Treatment of adsorption of dioxane by using SiCNT toward efficient remediation of refractory organic contaminants from wastewater: DFT and DFTB-MD simulations

Abstract Dioxane contaminant as a serious environmental issue is extensively found in industrial wastes, hence its remediation is highly necessary. Herein, we investigate the effective adsorption and elimination of 1,4-dioxane by SiCNT. DFT-D3/revPBE calculations showed that both dioxane and water molecules interact strongly with exterior surface of SiCNT but dioxane tends to be adsorbed stronger than water molecule with difference adsorption energy of 10 kcal/mol.
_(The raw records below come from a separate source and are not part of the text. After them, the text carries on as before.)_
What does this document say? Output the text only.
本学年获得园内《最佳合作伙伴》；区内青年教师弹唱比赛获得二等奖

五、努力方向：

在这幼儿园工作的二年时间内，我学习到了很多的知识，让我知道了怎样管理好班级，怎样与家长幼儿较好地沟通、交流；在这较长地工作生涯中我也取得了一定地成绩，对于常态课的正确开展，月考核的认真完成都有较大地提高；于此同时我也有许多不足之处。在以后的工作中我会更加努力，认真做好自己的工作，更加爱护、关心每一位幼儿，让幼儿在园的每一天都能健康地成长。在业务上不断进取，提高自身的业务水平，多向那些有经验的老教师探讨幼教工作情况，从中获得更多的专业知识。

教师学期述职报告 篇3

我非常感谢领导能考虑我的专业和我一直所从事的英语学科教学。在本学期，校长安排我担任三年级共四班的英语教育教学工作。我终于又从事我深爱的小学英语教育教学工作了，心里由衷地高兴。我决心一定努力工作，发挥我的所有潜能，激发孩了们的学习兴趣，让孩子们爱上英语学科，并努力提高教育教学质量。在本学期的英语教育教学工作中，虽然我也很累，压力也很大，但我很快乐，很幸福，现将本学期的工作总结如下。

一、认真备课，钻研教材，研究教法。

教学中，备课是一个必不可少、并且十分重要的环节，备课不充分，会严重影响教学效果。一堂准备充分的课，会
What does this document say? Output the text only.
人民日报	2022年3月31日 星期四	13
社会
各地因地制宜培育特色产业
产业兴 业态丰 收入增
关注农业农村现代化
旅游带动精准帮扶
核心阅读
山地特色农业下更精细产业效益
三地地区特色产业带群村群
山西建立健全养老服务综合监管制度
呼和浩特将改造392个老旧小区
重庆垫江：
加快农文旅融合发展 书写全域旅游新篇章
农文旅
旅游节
In addition, dioxane could be strongly adsorbed into the SiCNT cavity. Our employed DFT calculations was validated against the high-level MP2 method. A series of analyses was performed on the explanation of the particular molecular factors and scientifically creditable relationships of interaction nature and interfacial region of systems under study. The AIM theory analyses revealed that the strong interactions raised from the existence of simultaneous polar attraction as well as partially covalent bond between O and Si atoms. Meanwhile, the difference in adsorption strength could be attributed to higher long-range dispersion attractions observed for dioxane/SiCNT. Furthermore, the adsorption capability and selectivity of dioxane by SiCNT was explored by DFTB-MD simulation in the presence of water molecules at ambient conditions. The recovery time calculated by DFT-D3 method revealed that however, pure SiCNT might not to be recovered from the dioxane/SiCNT system. The appropriate adsorption strength and selective adsorption of dioxane by SiCNT lead to practically apprehension of this novel nanotube as suitable adsorbent for dioxane but its weakness recovery time as a disadvantage is not desirable.